Pembentuk Game of Life yang Berakhir
Sebelum berburu ke para ahli waris, museum, hingga ke Belanda, Bonnie Triyana dan Aryono harus memetakan dulu: para tokoh itu pernah berhubungan dengan siapa dan ikut organisasi apa saja. Yang membuatnya lebih sulit, surat-surat tersebut harus bisa menggambarkan pribadi tiap pendiri bangsa secara utuh.
FERLYNDA PUTRI-SAHRUL YUNIZAR, Jakarta
SUDAH berbagai tempat didatangi. Sudah beberapa orang ditemui. Tapi, surat-surat yang ditulis John Lie tak kunjung dikantongi.
Padahal, Lie pahlawan nasional. Saat Agresi Militer Belanda II pada 19 Desember 1948, dia memimpin Angkatan Laut Republik Indonesia melakukan blokade terhadap Belanda di sekitar Aceh.
”Akhirnya saya ke Museum Pustaka Peranakan Tionghoa (di Tangerang). Di sana saya bertemu Azmi Abubakar yang memegang surat pribadi hingga album foto John Lie,” ucap Aryono.
Ari -sapaan akrab Aryono- merupakan tim litbang historia_id. Bersama sejarawan Bonnie Triyana, dia berburu surat para pendiri bangsa. Yang hasilnya dipamerkan mulai kemarin di Museum Nasional, Jakarta, hingga 22 November.
Bisa dibayangkan tingkat kesulitannya. Para tokoh tersebut sudah berpuluh-puluh tahun silam meninggal. Dan mereka hidup jauh sebelum ada jejak digital. Di negeri yang tak punya tradisi dan kedisiplinan bagus dalam mengelola berbagai arsip.

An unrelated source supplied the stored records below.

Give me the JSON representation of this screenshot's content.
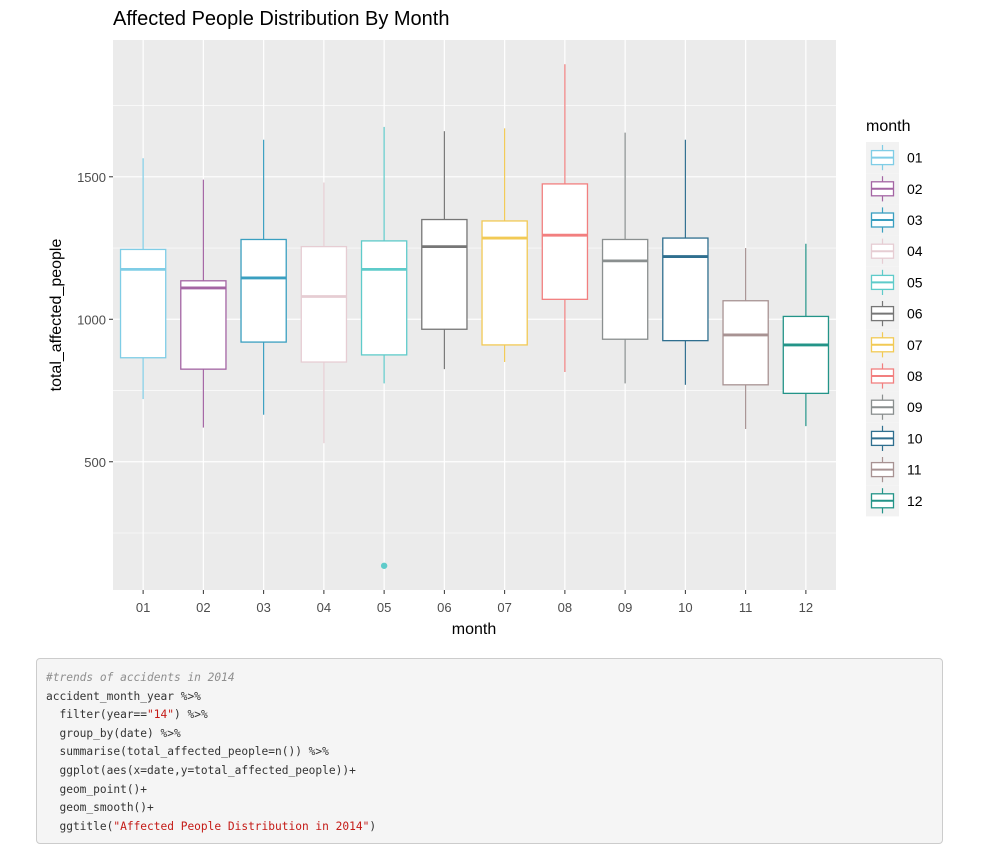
{
  "chart_data": {
    "type": "boxplot",
    "title": "Affected People Distribution By Month",
    "xlabel": "month",
    "ylabel": "total_affected_people",
    "ylim": [
      50,
      1980
    ],
    "yticks": [
      500,
      1000,
      1500
    ],
    "grid": true,
    "legend": {
      "title": "month",
      "position": "right"
    },
    "categories": [
      "01",
      "02",
      "03",
      "04",
      "05",
      "06",
      "07",
      "08",
      "09",
      "10",
      "11",
      "12"
    ],
    "colors": [
      "#7fcde6",
      "#a465a4",
      "#3a9fc0",
      "#e6cdd3",
      "#5ecbca",
      "#767676",
      "#f2ca55",
      "#f27f7f",
      "#8a8f8f",
      "#2f6f8f",
      "#a89393",
      "#239488"
    ],
    "boxes": [
      {
        "month": "01",
        "min": 720,
        "q1": 865,
        "median": 1175,
        "q3": 1245,
        "max": 1565,
        "outliers": []
      },
      {
        "month": "02",
        "min": 620,
        "q1": 825,
        "median": 1110,
        "q3": 1135,
        "max": 1490,
        "outliers": []
      },
      {
        "month": "03",
        "min": 665,
        "q1": 920,
        "median": 1145,
        "q3": 1280,
        "max": 1630,
        "outliers": []
      },
      {
        "month": "04",
        "min": 565,
        "q1": 850,
        "median": 1080,
        "q3": 1255,
        "max": 1480,
        "outliers": []
      },
      {
        "month": "05",
        "min": 775,
        "q1": 875,
        "median": 1175,
        "q3": 1275,
        "max": 1675,
        "outliers": [
          135
        ]
      },
      {
        "month": "06",
        "min": 825,
        "q1": 965,
        "median": 1255,
        "q3": 1350,
        "max": 1660,
        "outliers": []
      },
      {
        "month": "07",
        "min": 850,
        "q1": 910,
        "median": 1285,
        "q3": 1345,
        "max": 1670,
        "outliers": []
      },
      {
        "month": "08",
        "min": 815,
        "q1": 1070,
        "median": 1295,
        "q3": 1475,
        "max": 1895,
        "outliers": []
      },
      {
        "month": "09",
        "min": 775,
        "q1": 930,
        "median": 1205,
        "q3": 1280,
        "max": 1655,
        "outliers": []
      },
      {
        "month": "10",
        "min": 770,
        "q1": 925,
        "median": 1220,
        "q3": 1285,
        "max": 1630,
        "outliers": []
      },
      {
        "month": "11",
        "min": 615,
        "q1": 770,
        "median": 945,
        "q3": 1065,
        "max": 1250,
        "outliers": []
      },
      {
        "month": "12",
        "min": 625,
        "q1": 740,
        "median": 910,
        "q3": 1010,
        "max": 1265,
        "outliers": []
      }
    ]
  },
  "code": {
    "lines": [
      [
        {
          "t": "#trends of accidents in 2014",
          "k": "comment"
        }
      ],
      [
        {
          "t": "accident_month_year %>%",
          "k": "plain"
        }
      ],
      [
        {
          "t": "  filter(year==",
          "k": "plain"
        },
        {
          "t": "\"14\"",
          "k": "string"
        },
        {
          "t": ") %>%",
          "k": "plain"
        }
      ],
      [
        {
          "t": "  group_by(date) %>%",
          "k": "plain"
        }
      ],
      [
        {
          "t": "  summarise(total_affected_people=n()) %>%",
          "k": "plain"
        }
      ],
      [
        {
          "t": "  ggplot(aes(x=date,y=total_affected_people))+",
          "k": "plain"
        }
      ],
      [
        {
          "t": "  geom_point()+",
          "k": "plain"
        }
      ],
      [
        {
          "t": "  geom_smooth()+",
          "k": "plain"
        }
      ],
      [
        {
          "t": "  ggtitle(",
          "k": "plain"
        },
        {
          "t": "\"Affected People Distribution in 2014\"",
          "k": "string"
        },
        {
          "t": ")",
          "k": "plain"
        }
      ]
    ]
  }
}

Riset awal mereka lakukan tiga bulan lalu. Tujuan mereka ialah menemukan gambaran bagaimana hubungan pribadi dan pemikiran sejumlah tokoh bangsa itu.

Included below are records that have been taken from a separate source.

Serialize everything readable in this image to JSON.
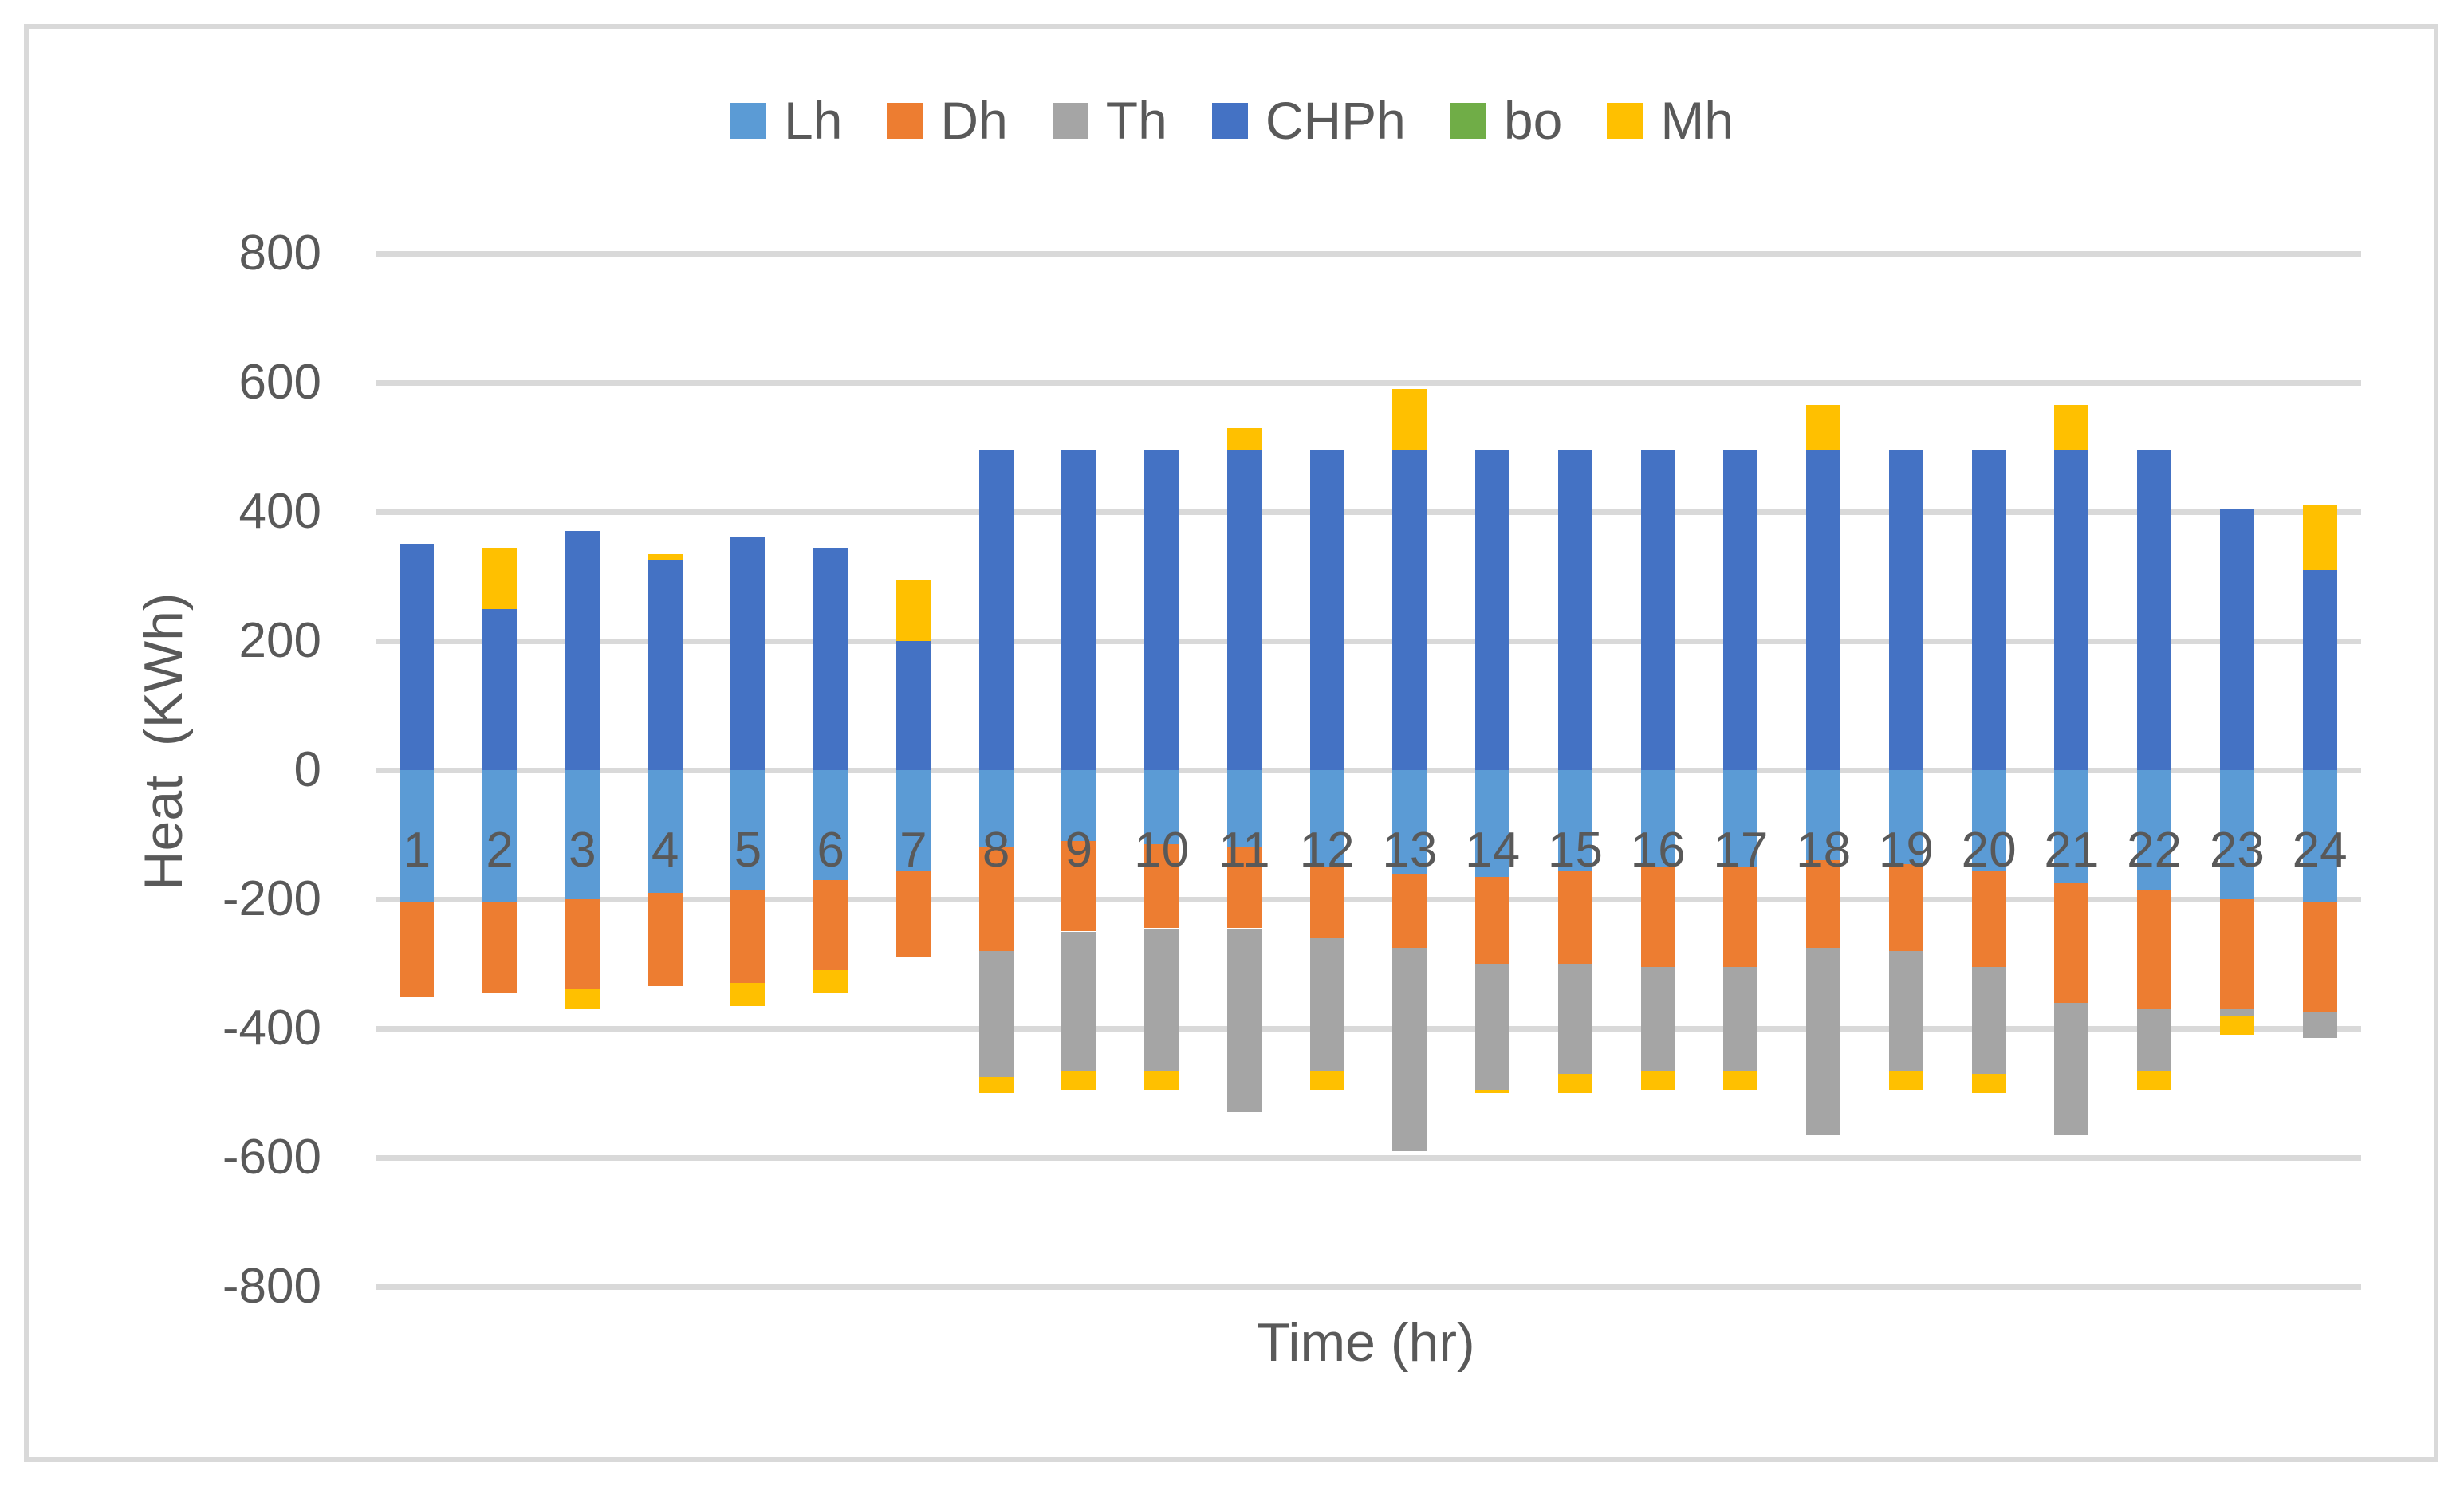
{
  "chart_data": {
    "type": "bar",
    "stacked": true,
    "orientation": "vertical",
    "xlabel": "Time (hr)",
    "ylabel": "Heat  (KWh)",
    "x": [
      1,
      2,
      3,
      4,
      5,
      6,
      7,
      8,
      9,
      10,
      11,
      12,
      13,
      14,
      15,
      16,
      17,
      18,
      19,
      20,
      21,
      22,
      23,
      24
    ],
    "x_tick_labels": [
      "1",
      "2",
      "3",
      "4",
      "5",
      "6",
      "7",
      "8",
      "9",
      "10",
      "11",
      "12",
      "13",
      "14",
      "15",
      "16",
      "17",
      "18",
      "19",
      "20",
      "21",
      "22",
      "23",
      "24"
    ],
    "y_ticks": [
      800,
      600,
      400,
      200,
      0,
      -200,
      -400,
      -600,
      -800
    ],
    "y_tick_labels": [
      "800",
      "600",
      "400",
      "200",
      "0",
      "-200",
      "-400",
      "-600",
      "-800"
    ],
    "ylim": [
      -800,
      800
    ],
    "grid": true,
    "legend_position": "top",
    "units": "KWh",
    "series": [
      {
        "name": "Lh",
        "color": "#5B9BD5",
        "values": [
          -205,
          -205,
          -200,
          -190,
          -185,
          -170,
          -155,
          -120,
          -110,
          -115,
          -120,
          -150,
          -160,
          -165,
          -155,
          -150,
          -150,
          -140,
          -145,
          -155,
          -175,
          -185,
          -200,
          -205
        ]
      },
      {
        "name": "Dh",
        "color": "#ED7D31",
        "values": [
          -145,
          -140,
          -140,
          -145,
          -145,
          -140,
          -135,
          -160,
          -140,
          -130,
          -125,
          -110,
          -115,
          -135,
          -145,
          -155,
          -155,
          -135,
          -135,
          -150,
          -185,
          -185,
          -170,
          -170
        ]
      },
      {
        "name": "Th",
        "color": "#A5A5A5",
        "values": [
          0,
          0,
          0,
          0,
          0,
          0,
          0,
          -195,
          -215,
          -220,
          -285,
          -205,
          -315,
          -195,
          -170,
          -160,
          -160,
          -290,
          -185,
          -165,
          -205,
          -95,
          -10,
          -40
        ]
      },
      {
        "name": "CHPh",
        "color": "#4472C4",
        "values": [
          350,
          250,
          370,
          325,
          360,
          345,
          200,
          495,
          495,
          495,
          495,
          495,
          495,
          495,
          495,
          495,
          495,
          495,
          495,
          495,
          495,
          495,
          405,
          310
        ]
      },
      {
        "name": "bo",
        "color": "#70AD47",
        "values": [
          0,
          0,
          0,
          0,
          0,
          0,
          0,
          0,
          0,
          0,
          0,
          0,
          0,
          0,
          0,
          0,
          0,
          0,
          0,
          0,
          0,
          0,
          0,
          0
        ]
      },
      {
        "name": "Mh",
        "color": "#FFC000",
        "values": [
          0,
          95,
          -30,
          10,
          -35,
          -35,
          95,
          -25,
          -30,
          -30,
          35,
          -30,
          95,
          -5,
          -30,
          -30,
          -30,
          70,
          -30,
          -30,
          70,
          -30,
          -30,
          100
        ]
      }
    ],
    "stack_order_positive": [
      "CHPh",
      "bo",
      "Mh"
    ],
    "stack_order_negative": [
      "Lh",
      "Dh",
      "Th",
      "Mh"
    ]
  },
  "legend": {
    "items": [
      {
        "label": "Lh",
        "color": "#5B9BD5"
      },
      {
        "label": "Dh",
        "color": "#ED7D31"
      },
      {
        "label": "Th",
        "color": "#A5A5A5"
      },
      {
        "label": "CHPh",
        "color": "#4472C4"
      },
      {
        "label": "bo",
        "color": "#70AD47"
      },
      {
        "label": "Mh",
        "color": "#FFC000"
      }
    ]
  },
  "axes": {
    "x_title": "Time (hr)",
    "y_title": "Heat  (KWh)"
  },
  "colors": {
    "background": "#FFFFFF",
    "gridline": "#D9D9D9",
    "frame_border": "#D9D9D9",
    "text": "#595959"
  }
}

Ari dan Bonnie pun membaca biografi maupun otobiografi para tokoh. Mulanya hanya lima orang, yakni Soekarno, Mohammad Hatta, Sutan Sjahrir, RA Kartini, dan Tan Malaka. Tapi, dalam perjalanan riset, jumlahnya ditambah tiga tokoh lain: Agus Salim, Ki Hajar Dewantara atau Suwardi Suryaningrat, dan John Lie
Tahap selanjutnya, tentu saja mereka harus mengetuk satu per satu rumah ahli waris. Juga menjelajah jauh sampai ke Belanda, negeri dengan pengelolaan arsip yang sangat bagus.
”Biasa, kalau menelusuri kan seperti karambol gitu. Dari sini nembak ke ujung, lalu mental ke sisi lain hingga akhirnya ke tujuan,” ujar Ari saat ditemui menjelang pameran hasil kolaborasi dengan Direktorat Sejarah Kementerian Pendidikan dan Kebudayaan tersebut kemarin.